Synchronization in Distributed Systems

Definition: A distributed system comprises a collection of computers connected via a high-speed communication network.
Communication: Hardware and software components in such systems communicate and coordinate their actions through message passing.
Resource Sharing: Each node can share its resources, necessitating proper resource allocation to maintain resource states and process coordination.
Synchronization: Essential for resolving conflicts and ensuring coordinated process execution in distributed systems.

External Clock Synchronization: Uses an external reference clock to adjust the time of nodes.
Internal Clock Synchronization: Nodes share their local time to adjust each other’s time.

Centralized Algorithms:
- A single time server propagates time to nodes.
- Examples: Berkeley Algorithm, Passive Time Server, Active Time Server.
- Drawback: A single point of failure - if the server fails, synchronization fails.
Distributed Algorithms:
- No centralized server; nodes average their local time.
- Advantages: Overcomes scalability issues and single points of failure.
- Examples: Global Averaging Algorithm, Localized Averaging Algorithm, NTP (Network Time Protocol).

Importance: Ensures coordinated access to shared resources and inter-process communication.

Shared Memory Synchronization
- Ensures nodes access shared data without inconsistencies.
- Methods:
  - Semaphore: A shared integer variable with operations for acquiring and releasing locks.
  - Monitor: High-level data type abstraction for managing shared data.
  - Serializer: Combines data abstraction with control structures, enabling concurrency with atomic operation maintenance.
  - Mutual Exclusion (Mutexes): Allows exclusive resource access via locks.
  - Path Expression: Ensures execution order follows specified constraints.
  - Locks: Mechanisms for exclusive access to resources.
    - Types: Binary Lock, Read-Write Lock, Spinlock.
Message Passing Synchronization
- Implements protocols ensuring correct message delivery order.
- Methods:
  - Communicating Sequential Processes (CSP): Involves I/O interactions between sender and receiver processes.
  - Remote Procedure Call (RPC): Facilitates data exchange between caller and called procedures, blocking until completion.
  - Ada Rendezvous: Supports symmetric communication.

Definition: A procedure for reaching agreement in decentralized multi-agent platforms.
Importance: Critical for reliability and fault tolerance in message-passing systems.

Ensures reliability and fault tolerance even amidst faulty individuals.
Example Applications: Database transactions, state machine replication, clock synchronization.

Termination: Every non-faulty process must eventually decide.
Agreement: Non-faulty processes must have identical final decisions.
Validity: Non-faulty processes start and finish with the same value proposed initially.
Integrity: Each correct individual decides at most once on proposed values.

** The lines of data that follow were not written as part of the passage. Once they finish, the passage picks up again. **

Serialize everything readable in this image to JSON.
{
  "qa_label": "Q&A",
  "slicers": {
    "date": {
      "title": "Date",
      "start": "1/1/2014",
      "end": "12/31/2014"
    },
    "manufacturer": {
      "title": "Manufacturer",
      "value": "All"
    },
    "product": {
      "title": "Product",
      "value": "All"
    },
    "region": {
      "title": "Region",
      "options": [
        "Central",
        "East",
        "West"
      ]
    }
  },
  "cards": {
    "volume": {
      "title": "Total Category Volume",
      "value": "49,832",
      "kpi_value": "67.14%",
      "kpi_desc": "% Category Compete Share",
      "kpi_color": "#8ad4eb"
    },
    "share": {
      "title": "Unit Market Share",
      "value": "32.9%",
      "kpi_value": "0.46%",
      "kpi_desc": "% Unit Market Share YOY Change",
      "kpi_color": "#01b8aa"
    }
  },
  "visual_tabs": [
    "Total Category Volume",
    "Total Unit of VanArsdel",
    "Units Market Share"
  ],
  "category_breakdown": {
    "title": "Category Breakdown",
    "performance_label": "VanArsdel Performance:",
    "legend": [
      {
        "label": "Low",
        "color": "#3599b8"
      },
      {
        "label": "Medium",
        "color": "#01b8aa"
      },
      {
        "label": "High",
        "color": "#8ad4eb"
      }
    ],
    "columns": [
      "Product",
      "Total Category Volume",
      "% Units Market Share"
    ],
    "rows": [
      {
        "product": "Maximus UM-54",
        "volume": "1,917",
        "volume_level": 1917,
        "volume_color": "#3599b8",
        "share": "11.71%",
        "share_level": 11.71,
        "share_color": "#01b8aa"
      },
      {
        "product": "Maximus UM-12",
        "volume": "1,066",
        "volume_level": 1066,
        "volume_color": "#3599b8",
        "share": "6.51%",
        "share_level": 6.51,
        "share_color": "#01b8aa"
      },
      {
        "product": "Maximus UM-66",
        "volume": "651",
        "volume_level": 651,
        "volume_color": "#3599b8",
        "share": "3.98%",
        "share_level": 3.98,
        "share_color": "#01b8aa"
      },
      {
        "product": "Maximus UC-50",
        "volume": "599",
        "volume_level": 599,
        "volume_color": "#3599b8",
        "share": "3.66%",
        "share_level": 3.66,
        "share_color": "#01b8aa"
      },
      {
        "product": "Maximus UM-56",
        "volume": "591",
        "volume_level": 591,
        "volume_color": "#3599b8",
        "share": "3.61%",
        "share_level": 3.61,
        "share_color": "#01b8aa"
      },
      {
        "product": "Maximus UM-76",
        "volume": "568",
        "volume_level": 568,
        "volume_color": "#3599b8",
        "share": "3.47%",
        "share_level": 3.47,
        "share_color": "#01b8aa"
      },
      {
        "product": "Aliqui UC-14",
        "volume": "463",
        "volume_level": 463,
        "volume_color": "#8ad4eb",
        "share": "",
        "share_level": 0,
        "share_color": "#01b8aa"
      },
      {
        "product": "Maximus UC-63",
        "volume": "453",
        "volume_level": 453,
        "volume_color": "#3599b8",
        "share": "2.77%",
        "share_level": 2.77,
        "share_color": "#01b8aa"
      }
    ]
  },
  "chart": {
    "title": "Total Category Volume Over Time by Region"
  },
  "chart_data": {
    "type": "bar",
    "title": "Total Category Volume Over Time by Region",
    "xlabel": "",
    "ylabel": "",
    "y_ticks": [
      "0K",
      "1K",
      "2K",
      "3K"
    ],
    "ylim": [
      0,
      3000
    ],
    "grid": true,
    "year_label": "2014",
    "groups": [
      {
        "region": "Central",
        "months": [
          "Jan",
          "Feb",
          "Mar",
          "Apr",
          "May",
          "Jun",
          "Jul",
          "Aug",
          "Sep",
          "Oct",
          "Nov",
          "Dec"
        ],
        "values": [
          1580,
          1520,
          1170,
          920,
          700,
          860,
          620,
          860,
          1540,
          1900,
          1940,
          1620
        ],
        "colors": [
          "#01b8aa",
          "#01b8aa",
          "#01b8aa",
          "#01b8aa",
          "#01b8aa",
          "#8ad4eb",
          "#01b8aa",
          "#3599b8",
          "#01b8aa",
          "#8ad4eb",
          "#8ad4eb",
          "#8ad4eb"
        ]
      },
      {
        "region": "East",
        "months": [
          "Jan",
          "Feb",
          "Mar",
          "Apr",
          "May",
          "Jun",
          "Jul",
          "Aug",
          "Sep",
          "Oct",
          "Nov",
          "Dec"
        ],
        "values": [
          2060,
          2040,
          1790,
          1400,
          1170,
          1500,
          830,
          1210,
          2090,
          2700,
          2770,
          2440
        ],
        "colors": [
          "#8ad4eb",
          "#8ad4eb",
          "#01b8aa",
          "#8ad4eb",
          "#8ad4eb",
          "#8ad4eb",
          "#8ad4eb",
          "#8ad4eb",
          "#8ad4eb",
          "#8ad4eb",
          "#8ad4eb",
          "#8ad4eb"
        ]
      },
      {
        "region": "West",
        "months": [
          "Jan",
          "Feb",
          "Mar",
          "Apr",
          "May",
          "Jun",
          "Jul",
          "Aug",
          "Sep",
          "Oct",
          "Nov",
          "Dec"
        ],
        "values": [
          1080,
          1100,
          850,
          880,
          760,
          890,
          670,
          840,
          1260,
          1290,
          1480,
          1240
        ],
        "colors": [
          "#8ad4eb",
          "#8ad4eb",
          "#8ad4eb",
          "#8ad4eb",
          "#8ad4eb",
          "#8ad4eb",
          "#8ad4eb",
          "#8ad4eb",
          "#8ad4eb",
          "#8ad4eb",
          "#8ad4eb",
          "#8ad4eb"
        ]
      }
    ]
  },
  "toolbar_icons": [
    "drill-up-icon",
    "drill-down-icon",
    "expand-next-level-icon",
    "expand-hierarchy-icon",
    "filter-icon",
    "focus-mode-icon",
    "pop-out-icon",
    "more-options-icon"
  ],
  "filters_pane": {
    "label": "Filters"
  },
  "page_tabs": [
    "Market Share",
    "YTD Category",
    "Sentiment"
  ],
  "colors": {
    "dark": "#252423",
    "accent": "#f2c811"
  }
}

Safety Property: No convergence to incorrect values among correct individuals.
Liveness Property: Guarantees acceptance of every correct value eventually.
Termination Property: Ensures all correct processes eventually decide.
Agreement Property: Guarantees all nodes converge to a single consensus value.
Fault Tolerance: Protocols handle failures, ensuring continued correctness.
Byzantine Fault Tolerance: Ability to tolerate malicious nodes.
Scalability: Ability to handle large networks without loss of properties.

Definition: Communication technology enabling requests for services from another program over a network.
Client-Server Model: The client requests services while the server provides them.
Execution: Synchronous by default, blocking the client until a result is returned.
IDL (Interface Definition Language): Used to define communication between programs on different platforms.

Callback RPC: Involves a peer-to-peer paradigm.
Broadcast RPC: The client’s request is broadcasted and handled by multiple servers.
Batch-mode RPC: Allows multiple requests to be sent in one batch.

Advantages:
- High-level language support for communication.
- Simplifies the client/server programming model.
- Supports thread-oriented models.
Disadvantages:
- Parameter passing is limited to values.
- Prone to failures due to network reliance.
- No standard implementation, leading to flexibility issues.

Types:
- Perhaps Call: Waits for a timeout before proceeding.
- Last-one Call: Uses the last result after timeout.
- Exactly-once Call: Ensures identical procedures even with retransmissions.

RPC supports procedural programming; RMI supports object-oriented programming.
RMI is Java-specific, whereas RPC is not.
RMI allows for object passing, while RPC deals with basic data types.